Tebliğciler Şehit Edildi
Müslümanlar, Uhud Savaşı’ndan moralsiz bir şekilde ayrılsalar da Arabistan Yarımadası’nda güçlerini arttıran olaylar devam etti. Birkaç ay sonra Adal ve Kâre kabilelerinden bir heyet Medine’ye gelerek Resulullah’tan kendilerine İslamiyeti öğretecek sahabiler göndermesini istedi. Aslında bu bir tuzaktı. Nitekim Temmuz 625’te Hz. Muhammed’in gönderdiği on kişilik tebliğ heyeti Recî Suyu yanında konaklarken Lihyânoğulları’ndan yüz kişilik bir grup Müslümanlara baskın düzenledi. Baskında tebliğcilerden sekizi şehit edildi. İkisi de köle olarak Kureyş’e satıldı. Mekkeli müşrikler bir müddet sonra bu iki sahabiyi de şehit ettiler.
Aynı tarihte Amir b. Sa’saa Kabilesi’nin reisi Ebu Bera Amir b. Malik de kabilesine İslam inancını anlatması için tebliğciler istedi. Hz. Muhammed, bu sefer tebliğcilerin can güvenliği teminatını aldıktan sonra Suffe ehlinden bir grubu Münzir b. Amr el-Hazrecî başkanlığında yolladı. Heyet, Medine-Mekke yolu üzerinde Amir b. Malik’in öldüğünü haber aldı ve orada bir süre bekledi. O esnada çevredeki kabilelerden oluşan bir grup, üç kişi hariç bütün heyet mensuplarını öldürdü.
Müslümanların yetişmiş insanlarına karşı girişilen bu katliamlar Hz. Muhammed’de büyük bir keder yarattı. Hatta daha önce kendisini Taif’te taşlayanlara etmediği bedduayı bu olaya sebep olanlara ettiği söylenir.

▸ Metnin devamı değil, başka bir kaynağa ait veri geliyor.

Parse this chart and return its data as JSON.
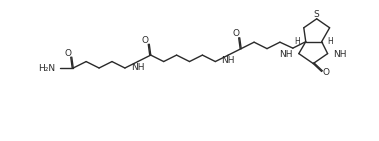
{
  "bg_color": "#ffffff",
  "line_color": "#2a2a2a",
  "line_width": 1.0,
  "font_size_label": 6.5,
  "font_size_small": 5.5,
  "xlim": [
    0,
    38
  ],
  "ylim": [
    0,
    14
  ]
}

Medine Yahudilerinden Nadiroğulları da aynı dönemde kışkırtıcı hareketlerde bulunuyorlardı. Uhud Savaşı öncesinde başladıkları tahriklerini savaş sonrasında daha da arttırmışlardı. Hz. Muhammed, Medine’ye geldiğinde, yaptıkları anlaşmaya uymalarını istese de olumlu bir sonuç alamadı. Bunun üzerine Hz. Ebu Bekir, Ömer ve Ali ile beraber onların yerleşim merkezine gitti. Nadiroğulları kendilerini iyi karşılamakla birlikte oturdukları yerin üstünden taş yuvarlamak suretiyle onları öldürmeye teşebbüs ettiler. Durumu fark eden Hz. Peygamber şehre döndü ve onlardan on gün içinde şehri terk etmelerini istedi. Nadiroğulları göç hazırlıklarına başlamışken Abdullah b. Ubey onlara yardımcı olacağını söyleyerek gitmelerini önledi. Resulullah da onları ablukaya alıp Ağustos 625’te anlaşmaya davet etti. Bir süre direnen Yahudiler on beş gün süren ablukanın ardından Medine’den ayrıldılar.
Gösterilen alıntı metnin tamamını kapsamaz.